Das ist die große Frage. Ich glaube, diese Wahl kann eine Enttäuschungsfalle werden, weil so viel Hoffnung aufgebaut wird, dass ein einzelner Mann im Weißen Haus das nicht erfüllen kann. Vieles wird davon abhängen, ob die Demokraten auch im Senat eine gestalterische Mehrheit erringen können; am 4. November wird ja auch ein Drittel des Senats neu gewählt. Dort brauchen die Demokraten eine "filibuster-proof majority", eine Mehrheit, mit der sie Blockadeversuche der Republikaner abwehren können. Diese Mehrheit liegt bei 60 zu 40, eine Minderheit von 41 Senatoren kann alles blockieren. Die andere Frage ist, wie sehr Obamas Anhänger sein "Yes We Can" als "we" und nicht als "I" verstanden haben. Wenn seine Anhänger ihre Aufgabe als erledigt ansehen, wenn Obama im Weißen Haus ist, dann hätte er ein Problem. Wenn Obama gewählt wird, muss er versuchen, die Präsidentschaft als - wie Theodore Roosevelt das formuliert hat - "bully pulpit" zu benutzen, als Kanzel, von der aus er Themen setzt.

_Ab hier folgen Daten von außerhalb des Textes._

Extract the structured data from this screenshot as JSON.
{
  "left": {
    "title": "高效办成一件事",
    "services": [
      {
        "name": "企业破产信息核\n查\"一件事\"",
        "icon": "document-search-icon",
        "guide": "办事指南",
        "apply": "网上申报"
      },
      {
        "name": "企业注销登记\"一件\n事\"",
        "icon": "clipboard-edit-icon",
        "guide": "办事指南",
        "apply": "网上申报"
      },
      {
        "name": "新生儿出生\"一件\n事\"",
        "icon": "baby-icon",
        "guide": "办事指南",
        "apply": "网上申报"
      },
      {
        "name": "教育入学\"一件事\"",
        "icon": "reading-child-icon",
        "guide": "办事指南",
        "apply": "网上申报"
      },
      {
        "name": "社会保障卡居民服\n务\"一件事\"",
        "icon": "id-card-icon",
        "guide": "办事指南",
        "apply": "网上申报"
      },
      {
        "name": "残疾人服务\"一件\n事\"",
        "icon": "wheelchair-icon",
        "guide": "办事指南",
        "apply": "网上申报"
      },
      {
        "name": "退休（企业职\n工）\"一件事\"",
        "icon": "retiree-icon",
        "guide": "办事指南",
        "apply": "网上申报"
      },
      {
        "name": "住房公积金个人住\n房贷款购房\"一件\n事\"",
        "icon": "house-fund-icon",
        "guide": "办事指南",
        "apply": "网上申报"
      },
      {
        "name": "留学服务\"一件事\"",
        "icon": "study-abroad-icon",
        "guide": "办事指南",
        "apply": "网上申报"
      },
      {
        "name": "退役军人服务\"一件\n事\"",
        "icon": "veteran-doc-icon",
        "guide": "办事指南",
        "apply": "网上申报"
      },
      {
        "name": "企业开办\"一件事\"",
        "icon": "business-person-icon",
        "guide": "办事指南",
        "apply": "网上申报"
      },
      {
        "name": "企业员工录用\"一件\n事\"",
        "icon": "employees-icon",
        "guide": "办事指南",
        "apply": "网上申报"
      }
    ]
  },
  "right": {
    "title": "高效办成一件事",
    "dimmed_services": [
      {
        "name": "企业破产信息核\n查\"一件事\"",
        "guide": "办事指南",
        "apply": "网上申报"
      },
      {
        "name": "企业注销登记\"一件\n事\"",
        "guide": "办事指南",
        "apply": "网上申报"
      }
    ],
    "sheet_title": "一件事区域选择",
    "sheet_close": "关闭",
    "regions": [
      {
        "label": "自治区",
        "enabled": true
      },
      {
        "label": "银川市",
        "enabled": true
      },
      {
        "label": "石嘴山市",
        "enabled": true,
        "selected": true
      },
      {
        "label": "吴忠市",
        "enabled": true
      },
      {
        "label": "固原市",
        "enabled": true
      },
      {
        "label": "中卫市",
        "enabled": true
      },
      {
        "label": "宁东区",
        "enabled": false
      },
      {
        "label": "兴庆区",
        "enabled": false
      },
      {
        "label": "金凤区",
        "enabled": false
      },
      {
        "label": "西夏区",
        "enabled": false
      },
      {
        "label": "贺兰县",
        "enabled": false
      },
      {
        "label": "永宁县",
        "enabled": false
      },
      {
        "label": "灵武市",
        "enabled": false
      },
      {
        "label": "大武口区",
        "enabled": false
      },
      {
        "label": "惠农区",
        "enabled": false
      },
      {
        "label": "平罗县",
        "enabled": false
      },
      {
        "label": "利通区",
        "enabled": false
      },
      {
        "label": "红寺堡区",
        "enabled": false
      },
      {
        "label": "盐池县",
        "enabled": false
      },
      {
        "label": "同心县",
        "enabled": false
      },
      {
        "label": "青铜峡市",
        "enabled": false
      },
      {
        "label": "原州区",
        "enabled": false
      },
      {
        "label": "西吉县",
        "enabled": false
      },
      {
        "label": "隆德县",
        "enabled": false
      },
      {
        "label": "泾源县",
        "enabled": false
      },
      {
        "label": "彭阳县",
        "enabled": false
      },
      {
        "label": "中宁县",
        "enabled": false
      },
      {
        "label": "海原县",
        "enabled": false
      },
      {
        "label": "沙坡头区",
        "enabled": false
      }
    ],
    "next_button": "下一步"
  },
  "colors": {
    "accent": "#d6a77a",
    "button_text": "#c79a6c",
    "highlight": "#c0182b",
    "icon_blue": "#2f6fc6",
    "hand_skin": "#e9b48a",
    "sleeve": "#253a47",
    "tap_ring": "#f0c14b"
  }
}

Und? Kann er das schaffen?

Hier liegt seine Stärke. Sein Programm ist an vielen Stellen unklar, schwach oder gar enttäuschend, etwa bei der Gesundheitspolitik. Obamas Stärke ist eine sehr hohe Glaubwürdigkeit. Mit seiner Biographie verkörpert er geradezu das amerikanische Staatsmotto: die Einheit in der Vielfalt. So stilisiert er sich in seinen Reden und in seinen Büchern, und so könnte er es schaffen, sich Roosevelts Kanzel anzueignen. Mit Blick auf die Finanzkrise wurde häufig gesagt, jetzt bräuchten wir einen, der in der Lage ist, den einen Satz zu sagen, der alle wieder beruhigt. In der Great Depression, der Weltwirtschaftskrise der 1930er Jahre, kam der andere Roosevelt, FDR, und sagte, das einzige, vor dem wir Angst haben müssen, ist die Angst selbst. Natürlich hat dieser eine Satz nicht die Krise beendet, aber man darf Symbolpolitik nicht unterschätzen. Es gibt ein starkes Bedürfnis nach Symbolen - daher auch der Vergleich zwischen Obama und John F. Kennedy.

Er kann es also schaffen.

Obama kann das Bedürfnis nach Symbolen glaubwürdig bedienen, ja. Die konkrete Politikgestaltung wird vermutlich behindert sein, durch die Republikaner und einige Demokraten, die bei einigen Sachfragen nicht mitmachen werden. Sie haben nach der Rolle des Neoliberalismus in den USA gefragt: Diese Frage wird man beantworten können, wenn ein Präsident Obama sagt, jetzt müssen wir die Finanzmärkte entschlossen regulieren. Dann wird sich zeigen, wie stark die Vertreter der Deregulierung noch sind.